Ce mouvement de recul et de réaction, un homme surtout—à part certains côtés lumineux —le représente au dix-huitième siècle. Rousseau est l'ennemi de toute la philosophie de son temps; il est l'ennemi de Voltaire et de Diderot; quand la religion est aux trois quarts abattue, il la relève avec son Vicaire savoyard; (1) quand l'athéisme va triompher et devenir monnaie courante, il en fait un crime qu il punit de mort. (2) Son disciple Robespierre, à la tête de la section réactionnaire de la Convention effrayée, triomphe, en l’an II, de l’athéisme et de la philosophie, c'est-à-dire de la Révolution. Là est le nœud de la situation. La plupart des historiens s'épuisent à n'y rien comprendre, ne voyant qu un

gâchis et un massacre réciproque, là où se décèle l’action implacable d’une cause puissante et terrible; le déisme, c'est-à-dire la réaction philosophique et sociale, incarnée dans le disciple de Rousseau.

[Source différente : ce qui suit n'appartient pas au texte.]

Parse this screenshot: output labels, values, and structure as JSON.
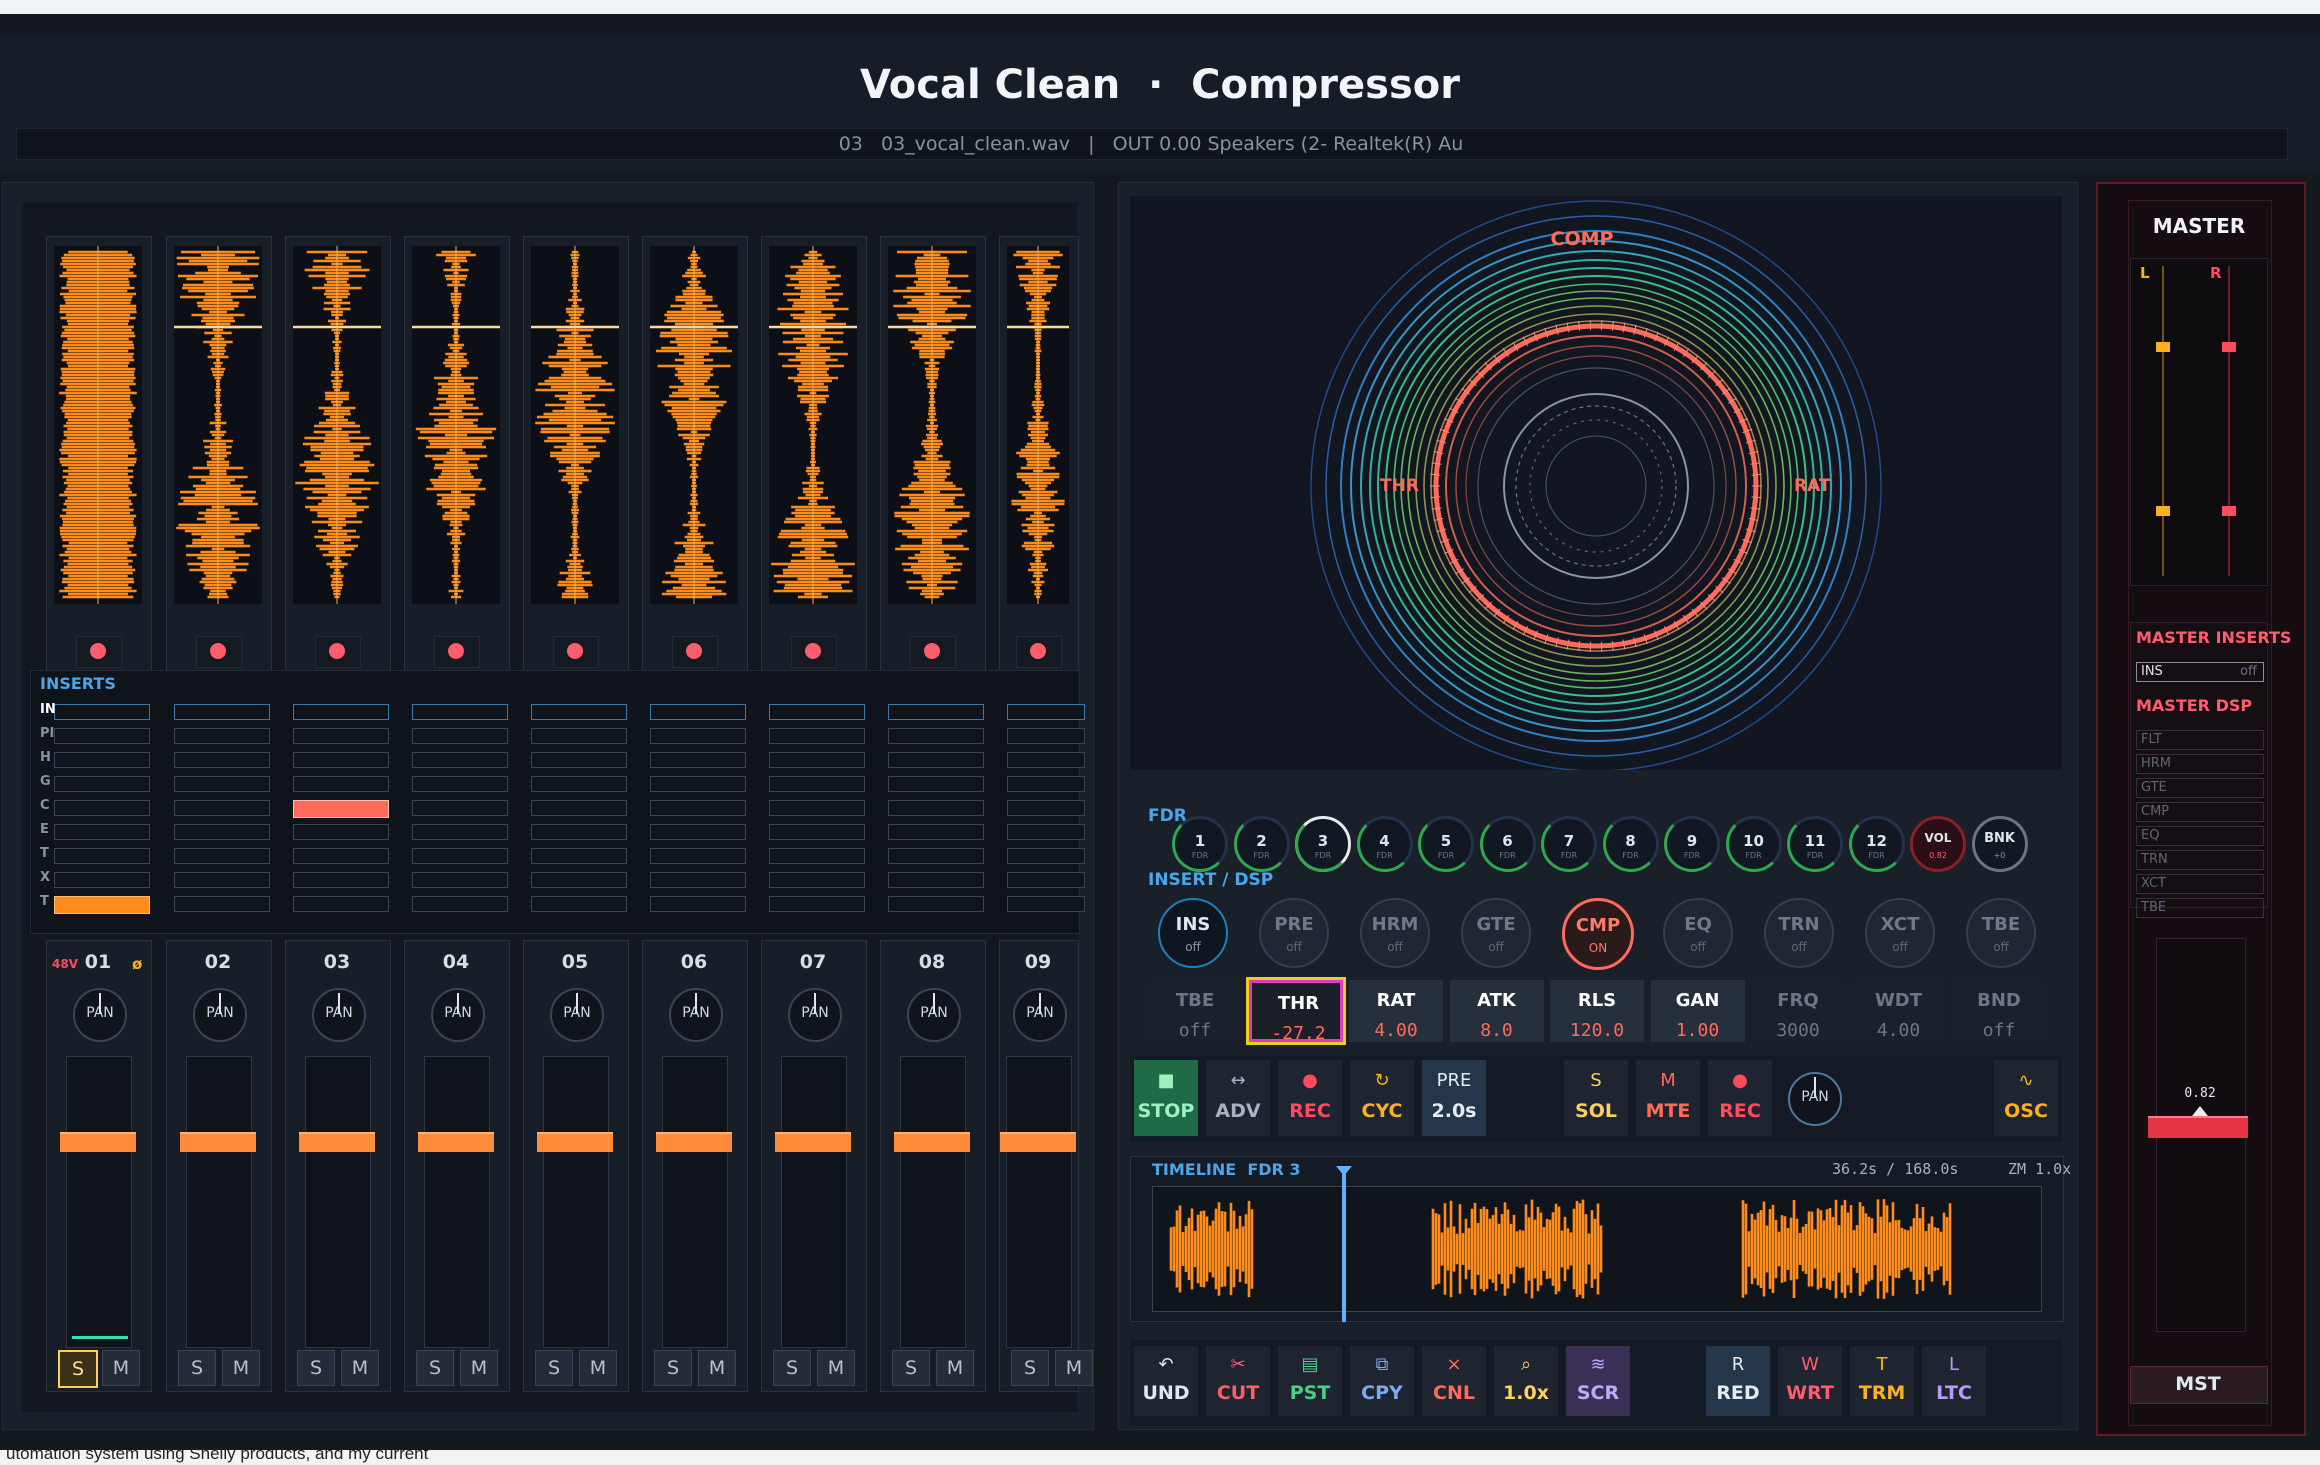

(1) Voyez le Livre IV de l’Emile. Qu'on se donne la peine de relire en entier cette étonnante Profession de foi du Vicaire savoyard, où Rousseau pose entre autres choses cette maxime, établissant qu'il faut “respecter en silence ce qu’on ne saurait ni rejeter ni comprendre, et “ s’humilier devant le grand Etre qui seul sait la vérité !” exemple instructif du dégré d’aberration où peut être entraîné un homme de génie, qui prend pour des réalités les fantaisies d’une imagination sans frein.

(2) Contrat Social, Chap. 8 (vers la fin).